Selon l’art. 25 de la loi fédérale sur les étrangers du 16 décembre 2005 (LEtr ; RS 142.20), un étranger ne peut être admis en vue de l’exercice d’une activité lucrative en tant que frontalier que s’il possède un droit de séjour durable dans un Etat voisin et réside depuis six mois au moins dans la zone frontalière voisine (let. a) et s’il exerce son activité dans la zone frontalière suisse (let. b). Ces exigences sont applicables à la prise d’emploi pour un étranger et l’exigence du délai de six mois est destinée à garantir l’existence d’un droit de séjour durable dans l’Etat voisin avant que l’étranger ne vienne travailler en Suisse (voir le message du Conseil fédéral concernant la loi sur les étrangers du 8 mars 2002, p. 3541). Mais cette exigence ne semble pas applicable à l’étranger déjà titulaire d’une autorisation de séjour en Suisse qui déplace son domicile dans la zone frontalière en respectant les autres conditions de l’art. 25 LEtr. Au surplus, même si le délai de six mois était applicable, l’autorité de recours doit se fonder sur l’état de fait existant au moment où elle statue et peut ainsi tenir compte des faits postérieurs à la décision attaquée; or, en l’espèce, le délai d’attente de six mois est écoulé au moment où l’arrêt est notifié de sorte que le recours devrait de toute manière être admis (voir arrêt PE.2008.0517 du 3 juin 2009 consid. 3b).
2.
Il résulte du considérant qui précède que le recours doit être admis et la décision attaquée annulée.

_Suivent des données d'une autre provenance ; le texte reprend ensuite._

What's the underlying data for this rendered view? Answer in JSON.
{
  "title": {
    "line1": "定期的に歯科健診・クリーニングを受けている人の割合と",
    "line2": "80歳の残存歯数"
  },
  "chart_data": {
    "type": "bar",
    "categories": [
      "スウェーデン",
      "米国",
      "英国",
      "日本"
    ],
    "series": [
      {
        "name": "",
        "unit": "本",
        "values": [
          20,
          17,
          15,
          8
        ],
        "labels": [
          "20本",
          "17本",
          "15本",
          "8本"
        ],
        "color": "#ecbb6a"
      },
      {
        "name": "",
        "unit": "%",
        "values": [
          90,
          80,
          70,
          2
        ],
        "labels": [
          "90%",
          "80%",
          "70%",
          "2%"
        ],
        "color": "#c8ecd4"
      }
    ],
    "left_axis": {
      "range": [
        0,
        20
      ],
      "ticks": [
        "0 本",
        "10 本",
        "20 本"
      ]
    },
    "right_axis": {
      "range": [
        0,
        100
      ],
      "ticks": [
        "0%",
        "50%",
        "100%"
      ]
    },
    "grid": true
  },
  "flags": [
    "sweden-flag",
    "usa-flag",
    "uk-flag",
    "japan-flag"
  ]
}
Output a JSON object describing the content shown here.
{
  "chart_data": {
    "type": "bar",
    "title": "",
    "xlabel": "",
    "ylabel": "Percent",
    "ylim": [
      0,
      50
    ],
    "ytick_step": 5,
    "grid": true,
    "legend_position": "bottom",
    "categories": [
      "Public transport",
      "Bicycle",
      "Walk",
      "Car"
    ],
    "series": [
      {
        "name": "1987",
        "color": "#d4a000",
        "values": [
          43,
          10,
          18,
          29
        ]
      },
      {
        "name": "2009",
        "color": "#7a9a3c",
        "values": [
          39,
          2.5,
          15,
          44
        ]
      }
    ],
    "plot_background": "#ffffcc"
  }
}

Le dossier est retourné au Service de l’emploi pour statuer à nouveau sur la demande dans le sens des considérants du présent arrêt. Compte tenu de l’issue du recours, il n’y a pas lieu de percevoir de frais de justice ni d’allouer de dépens.
Dispositif
Par ces motifs la Cour de droit administratif et public
du Tribunal cantonal arrête:
I. Le recours est admis.
II.
La décision du Service de l’emploi du 14 novembre 2008 est annulée et le dossier retourné à cette autorité pour statuer à nouveau dans le sens des considérants du présent arrêt.
III.
Il n’est pas perçu de frais de justice ni alloué de dépens.